YANBU. Your poor DH clearly has separation anxiety, a common problem in young dogs. Your best bet is to start off by only leaving him alone for 2 minutes at a stretch, then make a big fuss of him when you return, scratch his tummy and tell him what a good boy he's been.

Gradually extend the time you leave him alone, and begore you know it, he'll be quite happy to settle when you're not there. grin

KayHunt Sun 07-Apr-13 17:56:48

I sent them outside and they wimped out after5 minutes.

I explained that he needs to stop following me round and what am really I going to do while I'm spending some time cleaning and sorting?

After I said this my husband said 'Oh, I was only going to help and then dismantle the bed'. hmm

I've got anxiety issues and I'm gradually overcoming them and becoming more independent and I'm realising that he's starting to suffocate me. He's always been this way (we've been together for 8 years).

HollyBerryBush Sun 07-Apr-13 17:57:33

Couldn't you just tickle his tummy and give him a scratch behind the ears?

notJenkins Sun 07-Apr-13 17:57:57

And as I work in an office that is mostly social wankers workers I am expecting a lot of head tilting

KayHunt Sun 07-Apr-13 17:58:16

badbride I shall put that into effect immediately, sound advice grin

notJenkins Sun 07-Apr-13 17:58:24

Whoops

badbride Sun 07-Apr-13 18:01:32

The important thing to remember is not to get angry with DH, as this can make the problem worse and result in DH chewing up your slippers or leaving a puddle on the floor grin

KayHunt Sun 07-Apr-13 18:03:23

So that's why he chew the chair leg and my coat buttons! It's suddenly becoming clear grin

KayHunt Sun 07-Apr-13 18:03:42

he chews blush

badbride Sun 07-Apr-13 18:04:28

On a more serious note--could you give DH a task to complete (which requires his presence in a separate area of the house) to distract him while you get stuff done? As with kids and dogs, I think it's easier for a DH to do something, as opposed to NOT do something

MrsZoidberg Sun 07-Apr-13 18:04:45

Have you tried crate training him? Make sure he has some nice things to chew on, and leave him to it. You could always pop a blanket over the top so It's nice and dark and cosy, he may then sleep.

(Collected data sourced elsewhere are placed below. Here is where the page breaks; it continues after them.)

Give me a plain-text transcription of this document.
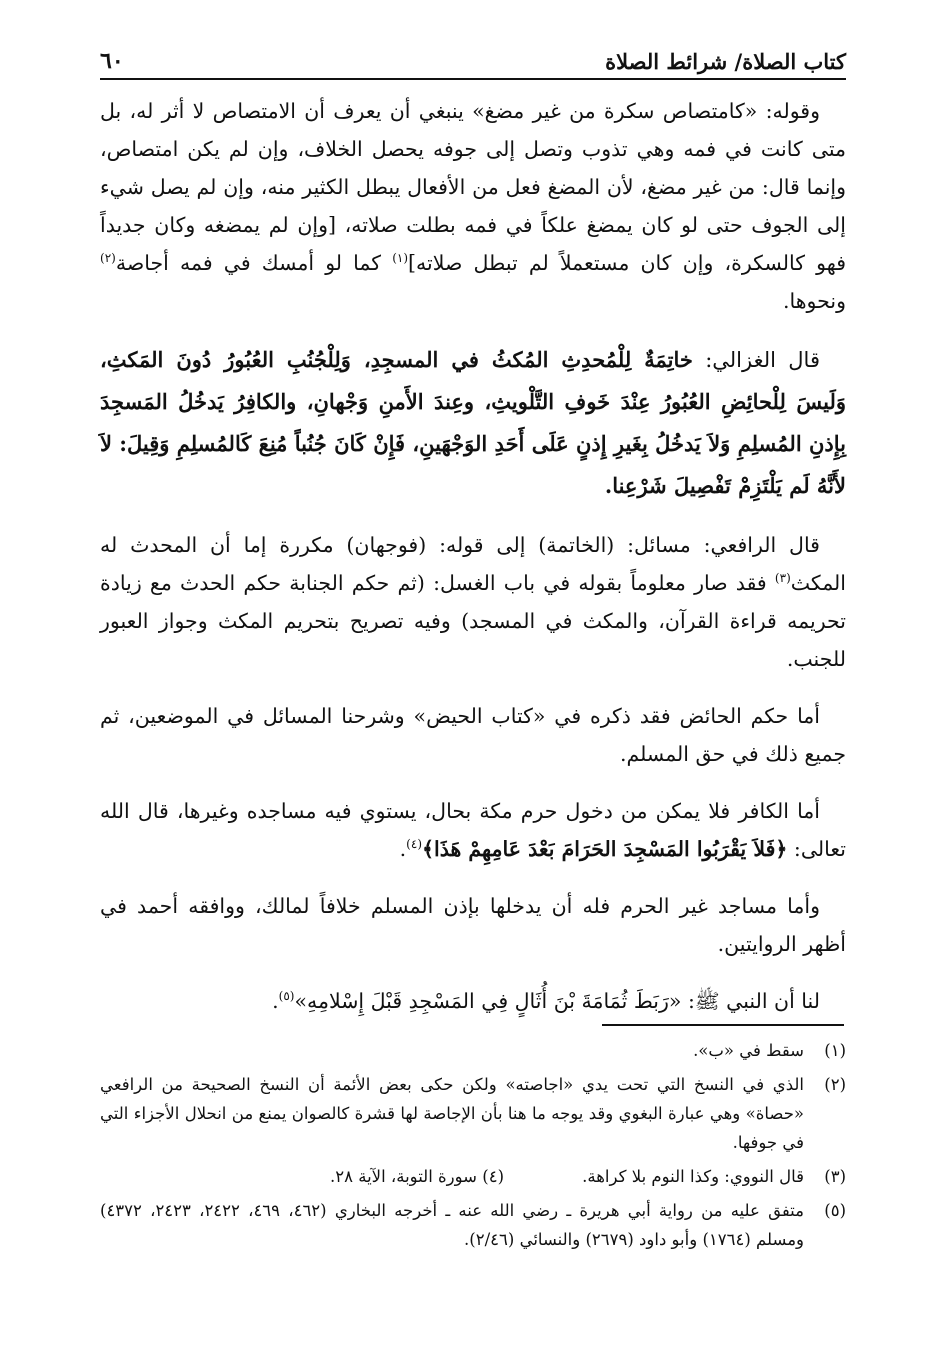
كتاب الصلاة/ شرائط الصلاة
٦٠

وقوله: «كامتصاص سكرة من غير مضغ» ينبغي أن يعرف أن الامتصاص لا أثر له، بل متى كانت في فمه وهي تذوب وتصل إلى جوفه يحصل الخلاف، وإن لم يكن امتصاص، وإنما قال: من غير مضغ، لأن المضغ فعل من الأفعال يبطل الكثير منه، وإن لم يصل شيء إلى الجوف حتى لو كان يمضغ علكاً في فمه بطلت صلاته، [وإن لم يمضغه وكان جديداً فهو كالسكرة، وإن كان مستعملاً لم تبطل صلاته]$^{(١)}$ كما لو أمسك في فمه أجاصة$^{(٢)}$ ونحوها.

قال الغزالي: خاتِمَةٌ لِلْمُحدِثِ المُكثُ في المسجِدِ، وَلِلْجُنُبِ العُبُورُ دُونَ المَكثِ، وَلَيسَ لِلْحائِضِ العُبُورُ عِنْدَ خَوفِ التَّلْويثِ، وعِندَ الأَمنِ وَجْهانِ، والكافِرُ يَدخُلُ المَسجِدَ بِإِذنِ المُسلِمِ وَلاَ يَدخُلُ بِغَيرِ إِذنٍ عَلَى أَحَدِ الوَجْهَينِ، فَإِنْ كَانَ جُنُباً مُنِعَ كَالمُسلِمِ وَقِيلَ: لاَ لأَنَّهُ لَم يَلْتَزِمْ تَفْصِيلَ شَرْعِنا.

قال الرافعي: مسائل: (الخاتمة) إلى قوله: (فوجهان) مكررة إما أن المحدث له المكث$^{(٣)}$ فقد صار معلوماً بقوله في باب الغسل: (ثم حكم الجنابة حكم الحدث مع زيادة تحريمه قراءة القرآن، والمكث في المسجد) وفيه تصريح بتحريم المكث وجواز العبور للجنب.

أما حكم الحائض فقد ذكره في «كتاب الحيض» وشرحنا المسائل في الموضعين، ثم جميع ذلك في حق المسلم.

أما الكافر فلا يمكن من دخول حرم مكة بحال، يستوي فيه مساجده وغيرها، قال الله تعالى: ﴿فَلاَ يَقْرَبُوا المَسْجِدَ الحَرَامَ بَعْدَ عَامِهِمْ هَذَا﴾$^{(٤)}$.

وأما مساجد غير الحرم فله أن يدخلها بإذن المسلم خلافاً لمالك، ووافقه أحمد في أظهر الروايتين.

لنا أن النبي ﷺ: «رَبَطَ ثُمَامَةَ بْنَ أُثَالٍ فِي المَسْجِدِ قَبْلَ إِسْلامِهِ»$^{(٥)}$.

(١)
سقط في «ب».
(٢)
الذي في النسخ التي تحت يدي «اجاصته» ولكن حكى بعض الأئمة أن النسخ الصحيحة من الرافعي «حصاة» وهي عبارة البغوي وقد يوجه ما هنا بأن الإجاصة لها قشرة كالصوان يمنع من انحلال الأجزاء التي في جوفها.
(٣)
قال النووي: وكذا النوم بلا كراهة.
(٤) سورة التوبة، الآية ٢٨.
(٥)
متفق عليه من رواية أبي هريرة ـ رضي الله عنه ـ أخرجه البخاري (٤٦٢، ٤٦٩، ٢٤٢٢، ٢٤٢٣، ٤٣٧٢) ومسلم (١٧٦٤) وأبو داود (٢٦٧٩) والنسائي (٢/٤٦).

badbride Sun 07-Apr-13 18:08:28

Excellent advice MrsZoidberg. A well-trained DH will eventually happily take himself off to his garden shed crate and be no trouble at all

KayHunt Sun 07-Apr-13 18:18:45

His main task is to look after 1 year old DS2 who is a climber extrordinaire and death-defying stunt boy. There's always things to be picked up (which I ask tell him to do), so I think there's work to be done.

The crate idea is good. The shed even has power now, so he can be comfortable and not mess the house up!

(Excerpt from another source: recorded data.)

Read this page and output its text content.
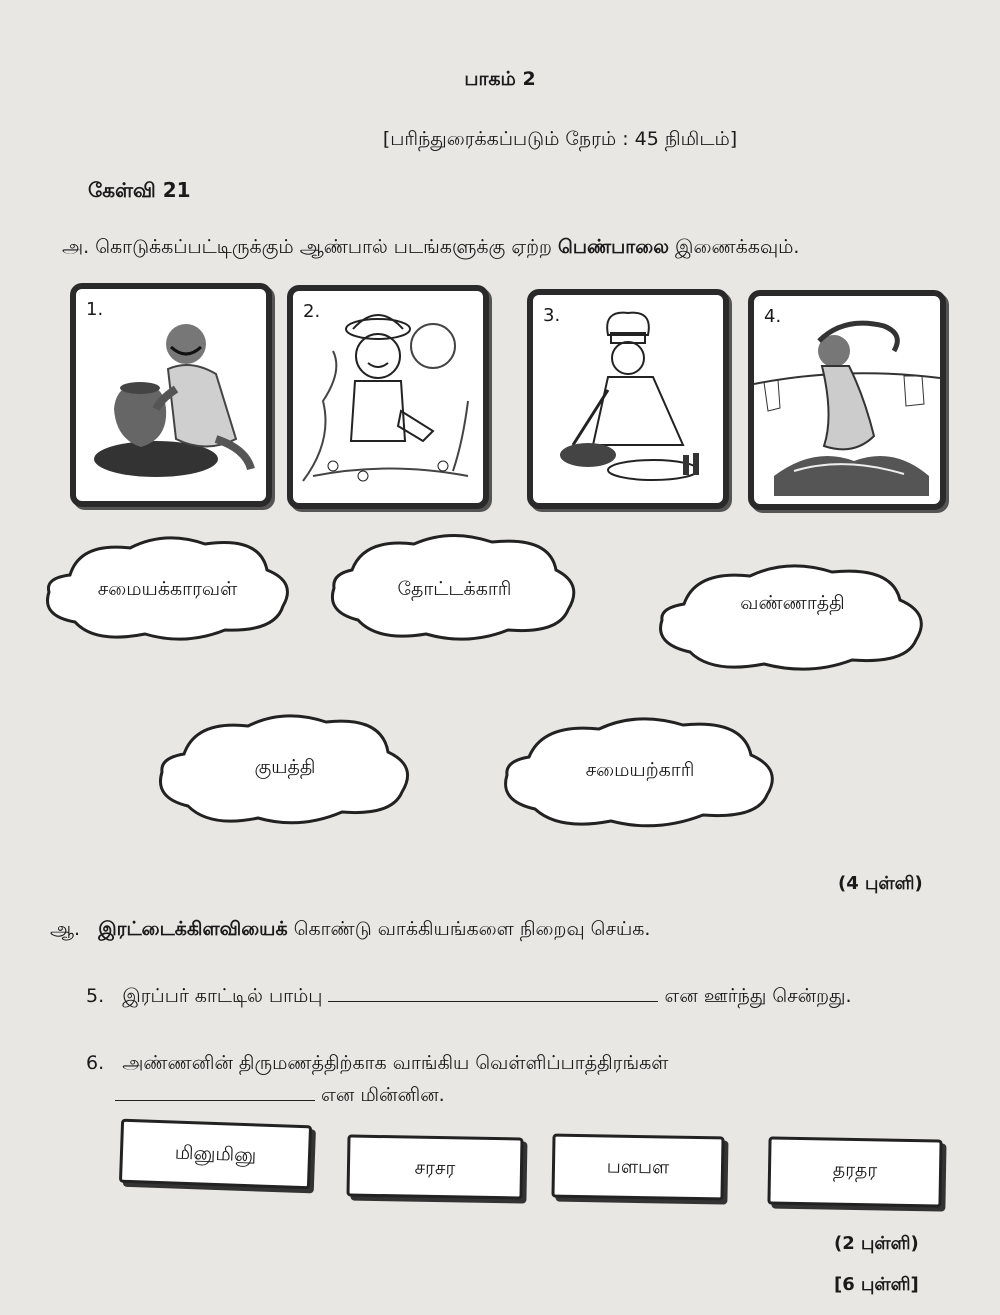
பாகம் 2
[பரிந்துரைக்கப்படும் நேரம் : 45 நிமிடம்]
கேள்வி 21
அ. கொடுக்கப்பட்டிருக்கும் ஆண்பால் படங்களுக்கு ஏற்ற பெண்பாலை இணைக்கவும்.
1.	2.	3.	4.
சமையக்காரவள்	தோட்டக்காரி
வண்ணாத்தி
குயத்தி	சமையற்காரி
(4 புள்ளி)
ஆ. இரட்டைக்கிளவியைக் கொண்டு வாக்கியங்களை நிறைவு செய்க.
5. இரப்பர் காட்டில் பாம்பு	என ஊர்ந்து சென்றது.
6. அண்ணனின் திருமணத்திற்காக வாங்கிய வெள்ளிப்பாத்திரங்கள்
என மின்னின.
மினுமினு
சரசர	பளபள	தரதர
(2 புள்ளி)
[6 புள்ளி]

KayHunt Sun 07-Apr-13 18:31:22

Joking aside, it is really grating me, when he wants to get on with a job, we will let him get on with it, but the favour will never be returned, I have brought this up before and while I may have slight PMT, I am really struggling to deal with him.

I can understand the DC's wanting to come with me and that's fine, but not a thirty-something.

SoldAtAuction Mon 08-Apr-13 00:03:20

My husband doesn't do the puppy thing, but I do work much more efficiently with no one interrupting me. I tell him to take the kids and scram. I give a time that they can return. They are free to go where they want and do whatever, as long as they aren't under foot.
Sometimes the go to the park or beach, or a movie, or go visit family.
If they are around the house, I get drawn into discussions, asked for help, or to find things, or to settle disputes. I am glad they help when asked, but when I have a lot to do, I would rather work alone.